I have run into a problem where my Lambda functions can no longer create new ENI's in a VPC subnet once an ENI has been detached and deleted from that subnet. I have reproduced this on two different VPC's and multiple subnets.
Here are the steps I used to reproduce this:
I repeated these steps across multiple subnets in two VPC's and a now Lambda functions are unable to create new ENI's in any of those subnets.
It seemed like the VPC subnet was permanently unable to have new ENI's created by Lambda functions but after letting things sit overnight I ran the function again this morning and it was able to create an ENI. AWS must have an automated process that cleaned something up. Even so, I tested detaching and deleting again and I'm back in the state where the Lambda function won't create a new ENI.
Not sure what is going on here. I'm not selecting 'Force Detach' when detaching the ENI. What am I doing wrong?
From the research I have done this afternoon it appears this is a limitation of Lambda functions running in a VPC and has been for over a year. There is a six hour delay in the clean up of ENI's after a Lambda function has been deleted. My manual detachment and deletion of the ENI made things worse because it seems the ENI isn't really removed until after the six hour delay. The manual deletion seems to put the ENI in some sort of orphaned state that prevents new ENI's from being created in that subnet until after AWS has cleaned up the old one.
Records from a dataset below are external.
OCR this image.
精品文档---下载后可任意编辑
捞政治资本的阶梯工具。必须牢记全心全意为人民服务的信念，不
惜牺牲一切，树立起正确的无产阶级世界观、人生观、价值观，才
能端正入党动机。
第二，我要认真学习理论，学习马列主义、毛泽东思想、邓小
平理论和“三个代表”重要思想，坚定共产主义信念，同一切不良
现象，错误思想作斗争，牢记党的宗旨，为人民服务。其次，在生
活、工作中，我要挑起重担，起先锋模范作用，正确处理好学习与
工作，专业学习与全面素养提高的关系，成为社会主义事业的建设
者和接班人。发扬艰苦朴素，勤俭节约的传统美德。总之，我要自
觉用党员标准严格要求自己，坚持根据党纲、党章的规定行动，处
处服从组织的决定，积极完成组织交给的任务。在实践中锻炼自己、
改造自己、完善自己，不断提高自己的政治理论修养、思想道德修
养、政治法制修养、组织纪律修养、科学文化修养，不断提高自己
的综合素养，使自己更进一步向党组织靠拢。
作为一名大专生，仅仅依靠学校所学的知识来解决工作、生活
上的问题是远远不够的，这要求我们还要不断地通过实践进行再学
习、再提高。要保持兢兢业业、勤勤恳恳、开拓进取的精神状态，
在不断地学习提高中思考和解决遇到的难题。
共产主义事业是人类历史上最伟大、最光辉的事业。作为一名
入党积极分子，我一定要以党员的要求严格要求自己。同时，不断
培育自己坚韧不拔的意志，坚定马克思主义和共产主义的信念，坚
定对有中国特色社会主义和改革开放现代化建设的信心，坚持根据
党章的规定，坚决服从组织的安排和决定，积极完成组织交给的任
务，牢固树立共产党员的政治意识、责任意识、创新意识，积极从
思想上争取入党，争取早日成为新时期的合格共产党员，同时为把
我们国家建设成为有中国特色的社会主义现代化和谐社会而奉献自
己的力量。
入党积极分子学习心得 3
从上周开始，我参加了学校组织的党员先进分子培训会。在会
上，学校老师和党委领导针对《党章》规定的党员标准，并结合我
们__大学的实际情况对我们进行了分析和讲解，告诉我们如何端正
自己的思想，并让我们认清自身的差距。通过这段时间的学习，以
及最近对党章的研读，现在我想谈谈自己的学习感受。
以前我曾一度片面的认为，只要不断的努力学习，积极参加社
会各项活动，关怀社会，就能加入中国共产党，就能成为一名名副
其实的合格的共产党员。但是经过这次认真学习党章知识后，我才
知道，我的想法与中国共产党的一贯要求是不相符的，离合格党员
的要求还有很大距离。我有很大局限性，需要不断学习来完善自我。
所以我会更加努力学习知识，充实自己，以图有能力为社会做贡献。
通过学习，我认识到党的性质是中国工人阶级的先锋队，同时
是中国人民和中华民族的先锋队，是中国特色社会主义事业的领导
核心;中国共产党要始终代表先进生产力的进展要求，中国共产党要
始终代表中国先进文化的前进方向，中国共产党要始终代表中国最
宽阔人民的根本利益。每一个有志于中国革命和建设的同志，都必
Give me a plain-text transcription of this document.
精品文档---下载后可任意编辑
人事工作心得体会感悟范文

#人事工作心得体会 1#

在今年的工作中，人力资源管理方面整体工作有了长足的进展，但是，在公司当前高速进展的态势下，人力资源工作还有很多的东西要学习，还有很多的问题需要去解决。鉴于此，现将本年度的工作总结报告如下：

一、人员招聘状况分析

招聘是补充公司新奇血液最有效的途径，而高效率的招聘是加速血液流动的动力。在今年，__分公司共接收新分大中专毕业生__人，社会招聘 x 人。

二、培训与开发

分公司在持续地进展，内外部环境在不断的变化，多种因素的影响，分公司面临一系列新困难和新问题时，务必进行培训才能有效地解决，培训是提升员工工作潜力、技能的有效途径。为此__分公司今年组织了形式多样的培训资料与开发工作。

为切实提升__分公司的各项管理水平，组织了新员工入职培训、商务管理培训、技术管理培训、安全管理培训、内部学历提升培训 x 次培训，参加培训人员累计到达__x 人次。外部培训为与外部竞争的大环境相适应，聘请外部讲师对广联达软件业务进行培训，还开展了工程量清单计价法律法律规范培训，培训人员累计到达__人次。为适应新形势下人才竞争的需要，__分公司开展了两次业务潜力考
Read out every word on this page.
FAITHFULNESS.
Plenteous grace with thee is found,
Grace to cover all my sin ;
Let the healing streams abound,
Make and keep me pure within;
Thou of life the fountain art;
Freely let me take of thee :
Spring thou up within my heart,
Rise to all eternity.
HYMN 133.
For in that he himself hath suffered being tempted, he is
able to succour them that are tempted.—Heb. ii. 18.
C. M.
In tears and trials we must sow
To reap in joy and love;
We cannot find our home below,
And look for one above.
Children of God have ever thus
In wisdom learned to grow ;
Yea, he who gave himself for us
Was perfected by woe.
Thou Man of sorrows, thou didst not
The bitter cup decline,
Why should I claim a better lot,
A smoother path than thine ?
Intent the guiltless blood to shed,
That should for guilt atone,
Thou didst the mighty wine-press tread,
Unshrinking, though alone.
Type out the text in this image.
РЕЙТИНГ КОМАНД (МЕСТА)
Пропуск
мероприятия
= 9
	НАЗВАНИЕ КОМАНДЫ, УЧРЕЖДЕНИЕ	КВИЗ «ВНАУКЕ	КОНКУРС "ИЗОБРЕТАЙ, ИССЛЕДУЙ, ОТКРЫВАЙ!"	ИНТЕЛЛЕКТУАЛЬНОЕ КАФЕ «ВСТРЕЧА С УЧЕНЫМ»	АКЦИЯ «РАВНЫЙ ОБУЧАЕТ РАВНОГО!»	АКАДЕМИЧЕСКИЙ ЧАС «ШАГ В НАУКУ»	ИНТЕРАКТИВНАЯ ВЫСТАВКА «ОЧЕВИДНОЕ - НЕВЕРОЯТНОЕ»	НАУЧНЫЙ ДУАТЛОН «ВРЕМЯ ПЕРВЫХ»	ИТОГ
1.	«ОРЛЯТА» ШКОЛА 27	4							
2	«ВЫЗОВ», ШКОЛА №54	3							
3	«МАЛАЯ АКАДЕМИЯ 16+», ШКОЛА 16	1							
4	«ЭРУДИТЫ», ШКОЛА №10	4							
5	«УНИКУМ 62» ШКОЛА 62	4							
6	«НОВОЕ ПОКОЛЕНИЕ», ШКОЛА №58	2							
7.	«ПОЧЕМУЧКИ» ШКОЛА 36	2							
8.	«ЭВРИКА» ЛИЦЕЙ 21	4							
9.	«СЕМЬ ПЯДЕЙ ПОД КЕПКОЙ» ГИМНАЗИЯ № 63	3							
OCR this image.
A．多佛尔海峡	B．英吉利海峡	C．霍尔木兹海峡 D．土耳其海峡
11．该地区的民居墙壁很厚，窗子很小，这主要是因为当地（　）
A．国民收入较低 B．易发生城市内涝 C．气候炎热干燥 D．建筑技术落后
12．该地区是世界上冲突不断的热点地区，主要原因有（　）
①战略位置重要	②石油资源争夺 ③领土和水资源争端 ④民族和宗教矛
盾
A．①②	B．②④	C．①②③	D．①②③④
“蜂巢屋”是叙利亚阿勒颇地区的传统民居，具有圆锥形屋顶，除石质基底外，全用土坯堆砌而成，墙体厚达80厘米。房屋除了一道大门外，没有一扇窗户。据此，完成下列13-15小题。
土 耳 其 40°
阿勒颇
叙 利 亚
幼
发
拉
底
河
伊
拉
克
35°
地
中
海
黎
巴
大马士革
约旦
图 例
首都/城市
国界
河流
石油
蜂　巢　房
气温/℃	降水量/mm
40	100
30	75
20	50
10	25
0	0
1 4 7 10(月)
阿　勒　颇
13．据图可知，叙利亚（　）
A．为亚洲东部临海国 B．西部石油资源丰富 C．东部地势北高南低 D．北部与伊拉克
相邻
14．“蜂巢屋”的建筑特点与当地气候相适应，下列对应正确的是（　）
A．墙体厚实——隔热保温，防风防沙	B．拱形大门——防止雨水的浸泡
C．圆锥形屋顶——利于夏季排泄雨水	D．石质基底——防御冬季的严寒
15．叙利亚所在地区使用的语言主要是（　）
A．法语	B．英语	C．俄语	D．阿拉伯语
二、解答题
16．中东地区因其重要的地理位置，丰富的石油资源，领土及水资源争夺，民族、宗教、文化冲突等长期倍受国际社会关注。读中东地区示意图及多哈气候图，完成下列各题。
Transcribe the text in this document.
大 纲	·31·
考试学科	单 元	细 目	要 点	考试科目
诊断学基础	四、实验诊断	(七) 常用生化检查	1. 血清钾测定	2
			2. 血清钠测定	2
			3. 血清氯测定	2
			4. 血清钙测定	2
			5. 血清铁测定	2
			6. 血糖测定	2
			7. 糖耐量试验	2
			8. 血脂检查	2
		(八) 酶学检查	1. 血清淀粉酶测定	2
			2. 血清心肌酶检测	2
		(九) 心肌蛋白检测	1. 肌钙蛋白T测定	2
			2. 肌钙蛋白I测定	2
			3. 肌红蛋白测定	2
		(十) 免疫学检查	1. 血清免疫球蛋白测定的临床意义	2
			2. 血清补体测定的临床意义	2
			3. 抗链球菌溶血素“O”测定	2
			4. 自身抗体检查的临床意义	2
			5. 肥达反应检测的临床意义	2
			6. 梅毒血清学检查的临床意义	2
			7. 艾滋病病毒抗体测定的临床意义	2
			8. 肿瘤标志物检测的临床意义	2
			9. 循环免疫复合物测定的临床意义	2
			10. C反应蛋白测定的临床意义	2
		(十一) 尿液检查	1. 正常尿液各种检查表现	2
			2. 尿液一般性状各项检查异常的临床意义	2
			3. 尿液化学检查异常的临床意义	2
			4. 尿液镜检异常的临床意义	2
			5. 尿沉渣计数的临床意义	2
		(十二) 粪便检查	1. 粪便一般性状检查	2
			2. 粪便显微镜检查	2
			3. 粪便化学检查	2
https://www.reddit.com/r/aws/comments/4fncrl/dangling_enis_after_deleting_an_invpc_lambda_with/
https://github.com/hashicorp/terraform/issues/5767
So it seems currently the only solution to forcing clean up is to delete the ENI and the subnet it was in. :-/
I let my serverless remove command run for a long time (without me speeding things along by manually deleting the ENI) and it did eventually finish but it took 40 minutes. The ENI was left behind but everything else was cleaned up. I imagine in six hours that ENI will disappear.
I recently faced a similar issue. I couldn't delete sg or subnets since they were being used by other stacks. I figured out if I force lambda to cold start, it might create new eni. To test this I allocated max memory and timeout. It worked.